There aren't really many other let-downs tonight. The sound booming around the room is echoey, often swamping Ocean's versatile voice. So does the incessant shrieking, an occupational hazard of getting several thousand overexcited converts (male, female, straight, not, all hues) together under a high ceiling. It's an issue because Ocean has the range of a soul great, the swagger of an R&B bad boy, the ear of a rapper – not to mention the intellect of an artist who hates being pigeonholed – and he deserves to be heard.
The intricacies of two new songs remain something of a mystery. Debuted in Munich last month, the promising Feel California opens with a warm vocal melody about ease and sunshine, and an unassuming backing. Later in the set, Anything for You feels even more straightforward, a love song with just guitar as accompaniment. Their undercurrents will doubtless be revealed in time.
There is, of course, no schedule as far as Ocean is concerned. Having gained the upper hand with his record label, Def Jam, after he released Nostalgia, Ultra without its say-so, he is in the midst of a self-funded global jaunt – the bafflingly titled You're Not Dead tour – which, according to the singer's Tumblr, isn't formally supporting a release. He's writing and interspersing that solitude with the roar of crowds. The author of Pyramids wanted to go to Egypt as well, but civil unrest there has rerouted his itinerary. Announced by its nagging synth hook, Pyramids is greeted like a hit, despite not actually being a chart hit (No 129 in the UK).
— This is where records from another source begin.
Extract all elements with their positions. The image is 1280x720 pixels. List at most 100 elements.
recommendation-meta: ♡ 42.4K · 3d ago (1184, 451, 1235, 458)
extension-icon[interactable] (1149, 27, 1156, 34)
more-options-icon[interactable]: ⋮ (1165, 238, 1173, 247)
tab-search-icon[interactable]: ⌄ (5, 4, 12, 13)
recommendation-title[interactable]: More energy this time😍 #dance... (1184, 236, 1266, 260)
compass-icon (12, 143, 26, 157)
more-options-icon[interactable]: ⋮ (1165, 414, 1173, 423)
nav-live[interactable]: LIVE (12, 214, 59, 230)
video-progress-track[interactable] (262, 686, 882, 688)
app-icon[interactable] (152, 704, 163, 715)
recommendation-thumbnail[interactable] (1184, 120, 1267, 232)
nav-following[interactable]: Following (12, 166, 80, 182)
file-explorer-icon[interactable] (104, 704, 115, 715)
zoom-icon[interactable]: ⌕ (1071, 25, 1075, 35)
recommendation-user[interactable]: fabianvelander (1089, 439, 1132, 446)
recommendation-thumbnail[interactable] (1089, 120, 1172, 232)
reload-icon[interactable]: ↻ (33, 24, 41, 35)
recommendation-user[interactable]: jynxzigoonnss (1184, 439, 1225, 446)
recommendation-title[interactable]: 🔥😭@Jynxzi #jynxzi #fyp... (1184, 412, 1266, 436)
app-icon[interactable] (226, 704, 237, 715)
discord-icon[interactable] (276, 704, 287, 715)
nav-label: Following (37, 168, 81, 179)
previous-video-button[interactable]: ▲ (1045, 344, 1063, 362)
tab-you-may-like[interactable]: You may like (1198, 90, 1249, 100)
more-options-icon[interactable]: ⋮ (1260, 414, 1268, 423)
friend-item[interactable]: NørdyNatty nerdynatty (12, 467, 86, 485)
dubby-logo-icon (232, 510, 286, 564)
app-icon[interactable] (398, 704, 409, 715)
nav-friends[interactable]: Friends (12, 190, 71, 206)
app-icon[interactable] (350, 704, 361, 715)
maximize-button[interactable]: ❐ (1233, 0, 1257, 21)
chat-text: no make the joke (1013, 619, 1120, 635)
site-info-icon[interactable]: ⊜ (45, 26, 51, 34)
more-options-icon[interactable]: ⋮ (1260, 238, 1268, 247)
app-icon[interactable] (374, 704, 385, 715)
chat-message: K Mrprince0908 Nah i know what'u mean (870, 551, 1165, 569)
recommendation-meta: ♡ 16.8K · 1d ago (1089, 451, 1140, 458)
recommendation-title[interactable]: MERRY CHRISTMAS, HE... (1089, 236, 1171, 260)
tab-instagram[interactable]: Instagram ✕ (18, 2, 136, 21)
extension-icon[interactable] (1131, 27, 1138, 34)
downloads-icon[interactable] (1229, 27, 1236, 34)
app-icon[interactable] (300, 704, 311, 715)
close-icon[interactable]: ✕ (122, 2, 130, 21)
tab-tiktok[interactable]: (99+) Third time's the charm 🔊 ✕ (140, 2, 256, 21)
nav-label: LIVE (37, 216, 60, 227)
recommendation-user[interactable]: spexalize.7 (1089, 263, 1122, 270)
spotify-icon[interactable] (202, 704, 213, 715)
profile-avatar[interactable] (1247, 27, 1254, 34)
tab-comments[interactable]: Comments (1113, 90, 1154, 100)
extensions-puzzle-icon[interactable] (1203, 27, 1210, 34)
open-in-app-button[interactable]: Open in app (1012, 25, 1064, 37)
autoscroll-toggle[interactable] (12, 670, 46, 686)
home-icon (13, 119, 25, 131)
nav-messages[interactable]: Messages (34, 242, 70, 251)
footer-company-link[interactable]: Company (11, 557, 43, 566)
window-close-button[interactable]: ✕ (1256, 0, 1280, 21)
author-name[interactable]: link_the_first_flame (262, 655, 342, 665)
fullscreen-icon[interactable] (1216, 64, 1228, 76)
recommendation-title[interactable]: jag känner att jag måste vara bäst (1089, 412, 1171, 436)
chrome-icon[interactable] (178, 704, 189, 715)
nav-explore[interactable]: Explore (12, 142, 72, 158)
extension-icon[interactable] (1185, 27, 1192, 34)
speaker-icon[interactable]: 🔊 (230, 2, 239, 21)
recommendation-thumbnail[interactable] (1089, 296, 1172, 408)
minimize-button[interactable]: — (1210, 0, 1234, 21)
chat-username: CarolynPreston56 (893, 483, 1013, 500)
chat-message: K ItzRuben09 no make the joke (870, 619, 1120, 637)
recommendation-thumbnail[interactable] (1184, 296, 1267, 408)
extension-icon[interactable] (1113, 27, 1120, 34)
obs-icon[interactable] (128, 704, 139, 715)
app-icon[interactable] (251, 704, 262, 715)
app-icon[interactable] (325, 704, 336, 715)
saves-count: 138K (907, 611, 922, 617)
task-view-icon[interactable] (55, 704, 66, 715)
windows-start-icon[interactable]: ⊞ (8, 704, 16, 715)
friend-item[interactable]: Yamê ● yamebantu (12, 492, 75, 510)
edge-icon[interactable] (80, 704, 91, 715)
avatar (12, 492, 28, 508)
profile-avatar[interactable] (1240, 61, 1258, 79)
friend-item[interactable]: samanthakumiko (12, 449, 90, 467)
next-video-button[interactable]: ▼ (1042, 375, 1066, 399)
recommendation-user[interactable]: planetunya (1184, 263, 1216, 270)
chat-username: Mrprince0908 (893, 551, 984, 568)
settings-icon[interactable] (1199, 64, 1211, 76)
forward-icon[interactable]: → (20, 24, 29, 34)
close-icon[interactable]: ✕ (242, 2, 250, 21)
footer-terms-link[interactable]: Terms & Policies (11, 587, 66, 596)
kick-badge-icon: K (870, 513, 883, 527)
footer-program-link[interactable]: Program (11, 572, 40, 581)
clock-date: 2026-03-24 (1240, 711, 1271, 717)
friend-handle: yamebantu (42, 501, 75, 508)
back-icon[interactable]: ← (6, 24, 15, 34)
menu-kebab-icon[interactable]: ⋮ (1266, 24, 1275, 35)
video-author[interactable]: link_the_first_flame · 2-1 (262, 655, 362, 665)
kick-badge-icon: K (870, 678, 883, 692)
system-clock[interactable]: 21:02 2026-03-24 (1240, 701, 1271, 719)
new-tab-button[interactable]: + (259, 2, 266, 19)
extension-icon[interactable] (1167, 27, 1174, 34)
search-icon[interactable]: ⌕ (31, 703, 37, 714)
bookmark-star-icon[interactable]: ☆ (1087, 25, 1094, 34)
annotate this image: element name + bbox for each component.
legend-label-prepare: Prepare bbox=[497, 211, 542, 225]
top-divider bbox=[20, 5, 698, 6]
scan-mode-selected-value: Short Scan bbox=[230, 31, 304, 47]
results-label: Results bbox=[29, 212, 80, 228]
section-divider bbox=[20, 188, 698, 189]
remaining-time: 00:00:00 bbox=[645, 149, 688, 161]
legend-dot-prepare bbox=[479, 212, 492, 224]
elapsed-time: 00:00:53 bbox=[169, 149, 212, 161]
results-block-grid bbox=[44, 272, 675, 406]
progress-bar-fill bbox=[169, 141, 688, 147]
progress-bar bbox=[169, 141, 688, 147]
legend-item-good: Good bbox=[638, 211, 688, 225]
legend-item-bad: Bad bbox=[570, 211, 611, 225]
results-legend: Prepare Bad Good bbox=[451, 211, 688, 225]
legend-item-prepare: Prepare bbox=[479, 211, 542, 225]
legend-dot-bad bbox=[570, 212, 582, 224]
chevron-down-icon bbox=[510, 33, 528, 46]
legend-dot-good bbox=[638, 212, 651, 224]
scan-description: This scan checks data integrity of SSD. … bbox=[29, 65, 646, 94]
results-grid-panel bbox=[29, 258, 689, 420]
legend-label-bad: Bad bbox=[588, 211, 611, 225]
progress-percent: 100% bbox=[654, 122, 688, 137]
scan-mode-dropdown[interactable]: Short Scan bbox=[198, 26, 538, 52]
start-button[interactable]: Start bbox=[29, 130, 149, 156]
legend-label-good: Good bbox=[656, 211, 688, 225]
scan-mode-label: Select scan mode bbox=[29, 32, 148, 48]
He is, he says, taking the opportunity to take pictures of clouds from aircraft. Clouds figure significantly tonight, like water does in Ocean's work. When we're not watching a video of a yellow BMW rolling endlessly across salt flats (Ocean also really likes vintage Beemers), the backdrop is all blue skies and fluffy clouds. His trousers, too, at first seem to be a blue-black camouflage pattern, but on later inspection feature skies peppered with black storm clouds. (For reasons not quite explained, photographers were not allowed into Tuesday's gig, so the image accompanying this review is from another show.)
The trousers are no accident. As the excellent Sweet Life and Super Rich Kids attest, Ocean is a great observer of the sunny uplands of leisured youth. But he's even better at bad internal weather. Bad Religion, in which he confesses his heartbreak to a Muslim taxi driver, is one of those performances where time actually seems to slow down.